As crianças que trocaram bonecas, carrinhos, e atividades esportivas por smartphones, computadores, etc, estão prestes a ganhar a escola SuperGeeks

Alunos desenvolverão jogos educativos, que poderão ser doados a escolas públicas

Alunos desenvolverão jogos educativos, que poderão ser doados a escolas públicas (Divulgação)

Classificada como “geração F5”, referindo-se à tecla “atualizar” do computador, as crianças que trocaram bonecas, carrinhos e atividades esportivas por smartphones, tablets e computadores estão prestes a ganhar a escola “dos sonhos”: a SuperGeeks. Voltado ao público infantil e infanto-juvenil, o instituto de Programação e Robótica elaborou uma metodologia bilíngue, na qual seus alunos aprenderão a Língua Inglesa e a programar videogames e outros sistemas.

Com sua primeira sede agendada para inaugurar no próximo dia 10, em São Paulo, a escola planeja abrir unidades em todo o País, segundo o empresário Marco Giroto, 33. “Não só nas capitais do Brasil, mas para várias cidades”, acrescenta ele. “Já temos aproximadamente 200 empreendedores interessados em franquia. Por este motivo, a expansão será por franquias, mas apenas a partir do segundo semestre”, destaca.

Além de aprender a criar jogos para computadores, consoles e, até mesmo, pequenos robôs, os jovens têm contato, durante toda a aula, com o Inglês. “O método é inovador no sentido de nunca ter sido aplicado no Brasil para este público”, aponta o empresário. “O que podemos concluir é que crianças que começaram a aprender Programação aumentaram o rendimento escolar na média de 15%. Além disso, ela desenvolve o pensamento lógico e crítico, assim como a resolução de problemas e outras habilidades”.

ESTÍMULO

De acordo com Marco, a SuperGeeks estimulará seus alunos a produzirem jogos educacionais. Em outras palavras, a colocar em prática o que estão aprendendo na escola. “Dessa forma, esses jogos poderão ter utilidade para outras crianças e, até mesmo, caso seja desejo dos alunos, ser doados para instituições públicas”, explica ele.

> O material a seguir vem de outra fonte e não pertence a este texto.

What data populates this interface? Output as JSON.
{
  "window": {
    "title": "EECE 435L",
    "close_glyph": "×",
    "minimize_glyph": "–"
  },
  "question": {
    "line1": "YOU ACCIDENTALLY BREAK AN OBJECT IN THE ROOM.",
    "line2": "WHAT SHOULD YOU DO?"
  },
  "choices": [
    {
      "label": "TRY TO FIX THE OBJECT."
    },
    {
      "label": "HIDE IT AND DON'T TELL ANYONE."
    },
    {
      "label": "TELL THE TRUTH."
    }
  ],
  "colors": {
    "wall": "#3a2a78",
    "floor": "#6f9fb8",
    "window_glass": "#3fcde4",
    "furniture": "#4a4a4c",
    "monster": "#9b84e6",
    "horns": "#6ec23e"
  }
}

A respeito da Robótica, o foco será produtos de utilidade pública, como, por exemplo, um robô de resgate. “Uma máquina deste tipo poderia ser usada para buscas de sobreviventes em escombros e etc.”, ressalta o empresário, frisando que esse segmento será abordado com mais intensidade apenas na segunda fase do curso. “Os jovens precisam aprender a programar primeiro para, depois, entrarem na parte de Robótica”, justifica.